American science editor-in-chief Laura Helmuth is leaving the publication less than two weeks after she shared several profanity-laced posts about the presidential election results on the social media app Bluesky.
“I have decided to leave Scientific American after an exciting 4.5 years as editor-in-chief,” Helmuth wrote on BlueSky on Thursday. “I’m going to take some time to think about what comes next (and go bird watching)….”
It was not clear whether Helmuth’s social media posts or responses to them played a role in her departure. Helmuth declined an interview request, saying she could not comment.
Scientific American did not immediately respond to questions about Helmuth’s departure, but its president, Kimberly Lau, said in a statement: “Laura Helmuth has decided to resign from her position as editor-in-chief of Scientific American. We thank Laura for her four years leading Scientific American, during which time the magazine won major science communications awards and saw the creation of a revamped digital newsroom. We wish her the best for the future.”
Helmuth became a target of some conservative commentators after a series of Bluesky posts on November 5, in the aftermath of the election. The messages have been removed from her profile, but screenshots have been widely shared.
In the posts, Helmuth apologized to younger voters, complaining that her Generation X was full of “royal fascists.”
“Solidarity for all whose meanest, dumbest and most fanatical high school classmates are celebrating their first results because they went to the moon and back,” Helmuth wrote.
In a subsequent Bluesky post, on November 7, Helmuth apologized and said she had deleted her election night posts, which she called “offensive and inappropriate.”
“I respect and appreciate people across the political spectrum,” Helmuth wrote, adding that the deleted posts were “a misrepresentation of shock and confusion over the election results.”
With Helmuth at the helm, Scientific American began supporting candidates for the first time in 175 years.

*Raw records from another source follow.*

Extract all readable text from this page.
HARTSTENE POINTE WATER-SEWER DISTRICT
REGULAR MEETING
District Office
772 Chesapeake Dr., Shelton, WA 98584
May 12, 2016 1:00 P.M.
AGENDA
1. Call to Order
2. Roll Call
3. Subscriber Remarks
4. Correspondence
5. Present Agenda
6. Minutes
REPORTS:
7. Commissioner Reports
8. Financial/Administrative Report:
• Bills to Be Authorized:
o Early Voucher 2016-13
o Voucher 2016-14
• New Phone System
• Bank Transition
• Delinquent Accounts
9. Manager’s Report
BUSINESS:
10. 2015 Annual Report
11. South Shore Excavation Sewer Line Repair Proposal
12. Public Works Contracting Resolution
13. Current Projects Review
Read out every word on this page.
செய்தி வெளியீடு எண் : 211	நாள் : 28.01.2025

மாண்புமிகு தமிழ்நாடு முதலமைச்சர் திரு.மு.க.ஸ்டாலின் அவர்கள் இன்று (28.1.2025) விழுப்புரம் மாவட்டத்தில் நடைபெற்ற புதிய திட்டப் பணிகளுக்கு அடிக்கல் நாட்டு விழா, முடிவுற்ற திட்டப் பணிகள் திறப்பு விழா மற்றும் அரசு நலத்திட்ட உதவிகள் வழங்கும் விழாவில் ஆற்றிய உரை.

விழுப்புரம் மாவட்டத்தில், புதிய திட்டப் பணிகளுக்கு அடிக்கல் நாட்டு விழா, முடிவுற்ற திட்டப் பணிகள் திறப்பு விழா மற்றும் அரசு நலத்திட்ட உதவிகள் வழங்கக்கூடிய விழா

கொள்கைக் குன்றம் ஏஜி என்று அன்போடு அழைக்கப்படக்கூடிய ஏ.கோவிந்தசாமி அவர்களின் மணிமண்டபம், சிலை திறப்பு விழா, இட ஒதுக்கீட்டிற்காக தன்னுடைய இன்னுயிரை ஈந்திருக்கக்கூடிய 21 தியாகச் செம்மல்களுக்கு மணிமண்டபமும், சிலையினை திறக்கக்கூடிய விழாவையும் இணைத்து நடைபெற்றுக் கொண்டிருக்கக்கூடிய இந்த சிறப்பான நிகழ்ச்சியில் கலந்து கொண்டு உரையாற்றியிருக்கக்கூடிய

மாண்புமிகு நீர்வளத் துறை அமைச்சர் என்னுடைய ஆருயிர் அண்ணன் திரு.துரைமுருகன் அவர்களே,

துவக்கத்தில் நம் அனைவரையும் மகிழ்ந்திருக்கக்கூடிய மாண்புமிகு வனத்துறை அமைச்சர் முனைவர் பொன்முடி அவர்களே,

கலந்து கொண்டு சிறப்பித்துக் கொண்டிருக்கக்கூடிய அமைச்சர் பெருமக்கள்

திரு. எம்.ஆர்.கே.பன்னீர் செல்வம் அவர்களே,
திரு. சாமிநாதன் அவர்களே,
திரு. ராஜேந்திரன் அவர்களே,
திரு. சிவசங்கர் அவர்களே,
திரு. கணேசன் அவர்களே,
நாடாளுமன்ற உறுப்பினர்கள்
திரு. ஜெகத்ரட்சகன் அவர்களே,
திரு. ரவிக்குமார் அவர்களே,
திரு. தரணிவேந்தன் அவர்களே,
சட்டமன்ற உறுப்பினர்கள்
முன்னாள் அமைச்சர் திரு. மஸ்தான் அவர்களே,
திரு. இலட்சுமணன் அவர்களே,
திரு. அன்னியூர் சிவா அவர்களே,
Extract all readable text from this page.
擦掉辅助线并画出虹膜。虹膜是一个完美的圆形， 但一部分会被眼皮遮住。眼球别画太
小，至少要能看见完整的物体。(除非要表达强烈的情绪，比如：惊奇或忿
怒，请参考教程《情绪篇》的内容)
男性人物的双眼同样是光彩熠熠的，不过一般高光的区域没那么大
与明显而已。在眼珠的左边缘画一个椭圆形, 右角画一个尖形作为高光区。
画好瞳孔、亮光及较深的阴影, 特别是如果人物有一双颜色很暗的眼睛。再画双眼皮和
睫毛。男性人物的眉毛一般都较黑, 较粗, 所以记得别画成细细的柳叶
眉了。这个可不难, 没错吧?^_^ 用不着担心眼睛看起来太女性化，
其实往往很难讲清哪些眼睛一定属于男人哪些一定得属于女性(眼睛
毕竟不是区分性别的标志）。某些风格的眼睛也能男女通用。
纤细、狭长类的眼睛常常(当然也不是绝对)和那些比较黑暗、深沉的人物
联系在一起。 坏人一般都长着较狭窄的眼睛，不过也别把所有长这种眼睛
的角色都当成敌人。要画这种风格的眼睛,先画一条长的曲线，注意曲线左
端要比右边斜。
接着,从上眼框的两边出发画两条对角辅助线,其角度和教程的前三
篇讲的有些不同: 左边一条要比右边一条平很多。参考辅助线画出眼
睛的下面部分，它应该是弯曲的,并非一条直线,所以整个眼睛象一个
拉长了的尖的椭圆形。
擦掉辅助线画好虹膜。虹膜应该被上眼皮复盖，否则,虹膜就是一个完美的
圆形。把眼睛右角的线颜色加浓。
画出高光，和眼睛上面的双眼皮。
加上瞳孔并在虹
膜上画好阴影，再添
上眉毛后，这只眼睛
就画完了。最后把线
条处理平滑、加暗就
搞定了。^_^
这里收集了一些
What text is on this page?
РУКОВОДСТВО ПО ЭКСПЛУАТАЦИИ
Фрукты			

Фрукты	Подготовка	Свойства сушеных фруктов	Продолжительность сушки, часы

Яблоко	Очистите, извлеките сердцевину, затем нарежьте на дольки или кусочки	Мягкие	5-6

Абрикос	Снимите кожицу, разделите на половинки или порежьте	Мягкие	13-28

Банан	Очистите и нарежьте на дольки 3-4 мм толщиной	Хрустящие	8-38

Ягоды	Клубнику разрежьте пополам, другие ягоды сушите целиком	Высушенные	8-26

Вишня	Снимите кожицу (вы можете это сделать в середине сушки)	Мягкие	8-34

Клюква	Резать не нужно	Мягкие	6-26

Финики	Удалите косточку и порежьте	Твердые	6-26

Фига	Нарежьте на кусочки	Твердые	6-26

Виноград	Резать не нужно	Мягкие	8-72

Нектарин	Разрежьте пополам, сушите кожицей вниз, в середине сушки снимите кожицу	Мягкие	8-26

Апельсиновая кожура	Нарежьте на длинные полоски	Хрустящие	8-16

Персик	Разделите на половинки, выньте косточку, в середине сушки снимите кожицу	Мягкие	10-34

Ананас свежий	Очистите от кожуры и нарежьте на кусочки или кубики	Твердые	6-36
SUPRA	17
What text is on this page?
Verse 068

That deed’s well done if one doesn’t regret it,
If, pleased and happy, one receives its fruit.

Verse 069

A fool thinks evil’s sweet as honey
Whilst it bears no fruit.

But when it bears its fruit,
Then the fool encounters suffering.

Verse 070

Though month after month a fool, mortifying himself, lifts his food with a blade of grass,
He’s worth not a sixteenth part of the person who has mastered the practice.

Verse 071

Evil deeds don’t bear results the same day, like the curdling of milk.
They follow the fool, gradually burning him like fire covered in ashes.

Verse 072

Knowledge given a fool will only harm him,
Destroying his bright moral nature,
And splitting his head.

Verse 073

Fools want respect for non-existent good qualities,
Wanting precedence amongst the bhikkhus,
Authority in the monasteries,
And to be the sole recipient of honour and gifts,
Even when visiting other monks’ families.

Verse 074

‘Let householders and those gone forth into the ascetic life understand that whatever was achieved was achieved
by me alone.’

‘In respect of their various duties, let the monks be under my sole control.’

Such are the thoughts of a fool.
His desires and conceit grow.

The publication’s editors endorsed Joe Biden in 2020 and Kamala Harris in September, writing that Donald Trump “endangers public health and safety and dismisses evidence, preferring instead nonsensical conspiracy fantasies.”
In a pre-election interview with The Editor’s Desk, a blog about writing and editing written by a professor at the University of North Carolina, Helmuth said that the editors of Scientific American decided in 2020 that it was their “responsibility to share what we know about our areas of expertise – health, science, environment, education, technology – and what is at stake for them in this election.”
She added that she supported an approach where journalists tell readers what they know to be true and how they determined it to be true, rather than telling readers “both sides” and letting them decide for themselves.
“There are not two reasonable sides to every story. We know that evolution is real and creationism is not; we know that vaccines save lives and do not cause autism; we know climate change is real,” Helmuth told the Edit Desk. “It would be malpractice to allow creationists, RFK Jr. or quote climate deniers in any reporting on these issues, except to point out that these issues are being politicized, but the science is clear.”
Robert F. Kennedy Jr., whom Helmuth was talking about, is President-elect Donald Trump’s pick to lead the Department of Health and Human Services. Kennedy has made misleading and false claims about vaccines, suggesting they are linked to autism, despite multiple studies debunking this idea.